Hassas koku alma yeteneği köpeğin burnundan ve beyninden kaynaklanıyor. 

Köpeğin burnundaki nem koku moleküllerini yakalar. Burun delikleri kokuyu içeri çekmek için açılır. Köpeğin burnu aynı anda birkaç farklı kokuyu alabilir. Köpekler manzarayı aynı bizim gözlerimizle yaptığımız gibi burunlarıyla inceler.




Dünyanın dört bir yanında zor durumda kalan insandan yasadışı uyuşturuculara ve patlayıcılara birçok şeyi koklayarak bulmaları için keskin burunlu köpekler üretiliyor. Dr. Sulimov tarafından yaratılan ve Sulimov diye bilinen köpekler özel bir amaçla yaratıldılar. Patlayıcıları teşhis etmek. Onlar eşsiz bir ırk.
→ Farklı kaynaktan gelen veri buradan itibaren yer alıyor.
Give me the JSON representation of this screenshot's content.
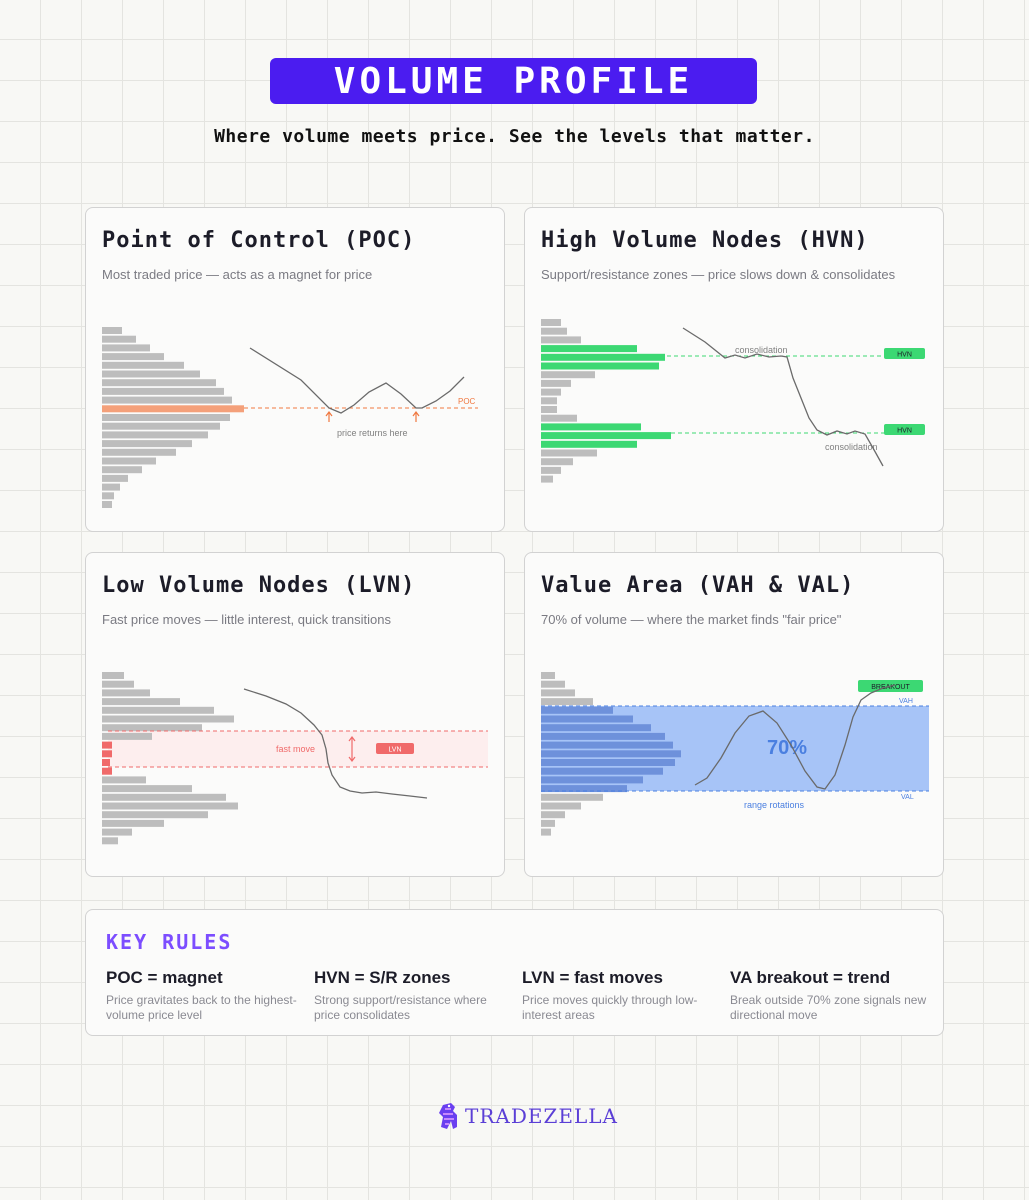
{
  "title": "VOLUME PROFILE",
  "subtitle": "Where volume meets price. See the levels that matter.",
  "colors": {
    "accent": "#4b1cf0",
    "poc": "#f4a07a",
    "poc_line": "#f07840",
    "hvn": "#3cd873",
    "lvn": "#f06a6a",
    "value_area": "#a7c4f7",
    "value_area_bars": "#6e91db",
    "bar_gray": "#bdbdbd",
    "rules_title": "#7c4dff"
  },
  "cards": {
    "poc": {
      "title": "Point of Control (POC)",
      "description": "Most traded price — acts as a magnet for price",
      "label_poc": "POC",
      "annotation": "price returns here"
    },
    "hvn": {
      "title": "High Volume Nodes (HVN)",
      "description": "Support/resistance zones — price slows down & consolidates",
      "badge": "HVN",
      "annotation": "consolidation"
    },
    "lvn": {
      "title": "Low Volume Nodes (LVN)",
      "description": "Fast price moves — little interest, quick transitions",
      "badge": "LVN",
      "annotation": "fast move"
    },
    "va": {
      "title": "Value Area (VAH & VAL)",
      "description": "70% of volume — where the market finds \"fair price\"",
      "breakout": "BREAKOUT",
      "vah": "VAH",
      "val": "VAL",
      "pct": "70%",
      "annotation": "range rotations"
    }
  },
  "rules": {
    "title": "KEY RULES",
    "items": [
      {
        "head": "POC = magnet",
        "body": "Price gravitates back to the highest-volume price level"
      },
      {
        "head": "HVN = S/R zones",
        "body": "Strong support/resistance where price consolidates"
      },
      {
        "head": "LVN = fast moves",
        "body": "Price moves quickly through low-interest areas"
      },
      {
        "head": "VA breakout = trend",
        "body": "Break outside 70% zone signals new directional move"
      }
    ]
  },
  "footer": {
    "brand": "TRADEZELLA",
    "icon": "zebra-logo-icon"
  }
}
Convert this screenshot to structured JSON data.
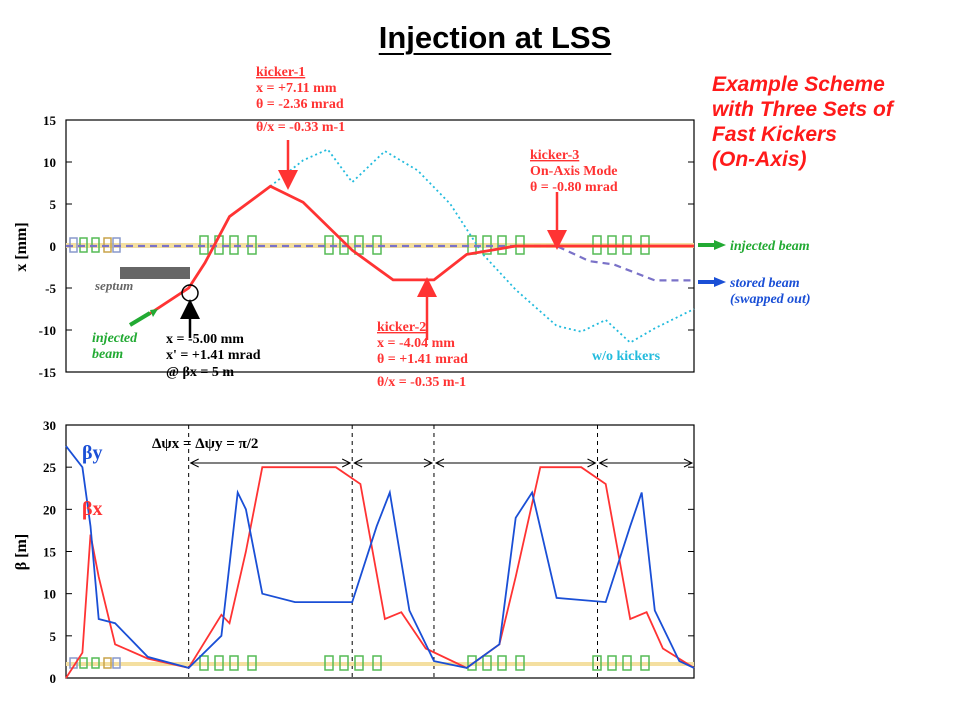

Köpekler yılda iki kez yavrulayabildiği için mutasyon çok hızlıydı. Her yeni doğumla birlikte özellikler güçleniyor.




Irk iyileştirilmesi deneyi sorunlara yol açtı. Ve genetik hastalıklarda hızlı bir artışa neden oldu. Örneğin Dalmaçyalılarda istenen siyah beneklerin altındaki beyaz kürkü oluşturan gen sağırlığa neden olan bir genetik mutasyonla bağlantılı. Kanser, körlük, epilepsi insanların köpeklerle paylaştıkları hastalıkların sadece birkaçı. Binlerce yıl aynı ortamı paylaşmanın bir sonucu.




Çoğu köpek doğuştan diğer hiçbir hayvanda olmayan bir zekâya sahip gibi görünüyor. İnsanları kolayca taklit etmek, hareketleri tekrarlamak, bir insanın liderliğini izlemek. Miklosi’ye göre taklit kültürün temeli. Bir kuşaktan diğerine bilgi bu şekilde aktarılıyor. Köpeğin taklit becerisi yadsınamaz bir iletişim biçimi.





Köpekler insana hizmet etmeye heveslidir. Öğrenme işinde çok iyiler. İletişim içinde her zaman insanlardan ipucu alabiliyorlar.





Bir hevesle alınan köpekler terk edildiğinde üzülüyor ve depresyona giriyor. Veteriner hekimler barınaklara bırakılan köpekler için şunu diyor. “Barınağa gelen insanları sahipleri sanarak üzerlerine atlıyorlar, sahiplerini göremediklerinde de hayata küsüyorlar. Yani insanlar hayata nasıl küsüyorsa köpekler de aynı şekilde hayata küsüyor. Köpekler de insanlar gibi terk edilmiş duygusunu yaşayarak mutsu oluyorlar. Burada gözlemliyoruz, terk edilen köpekler psikolojik sorunlar yaşıyor, kıyıda, köşede hareketsiz yatarak sahiplerini atıyorlar,” diyor.



İnsan elinin değdiği çoğu şeydeki tahribat maalesef hayvan dostlarımızda da görülüyor. Buraya yazamadığım daha bir çok durum var. Psikolojik rahatsızlığından dolayı her gün ilaç almak zorunda alan köpeklerden, doğuştan görme yetisi olmayana kadar bir sürü örneği var. Gün geçtikçe hayvanlara yapılan zulüm artarken bu yazıyı yayınlamak benim için ayrı bir anlam taşıyor. Unutmayalım; onlar sadece sevilmeyi istiyor, sadece sevilmeyi...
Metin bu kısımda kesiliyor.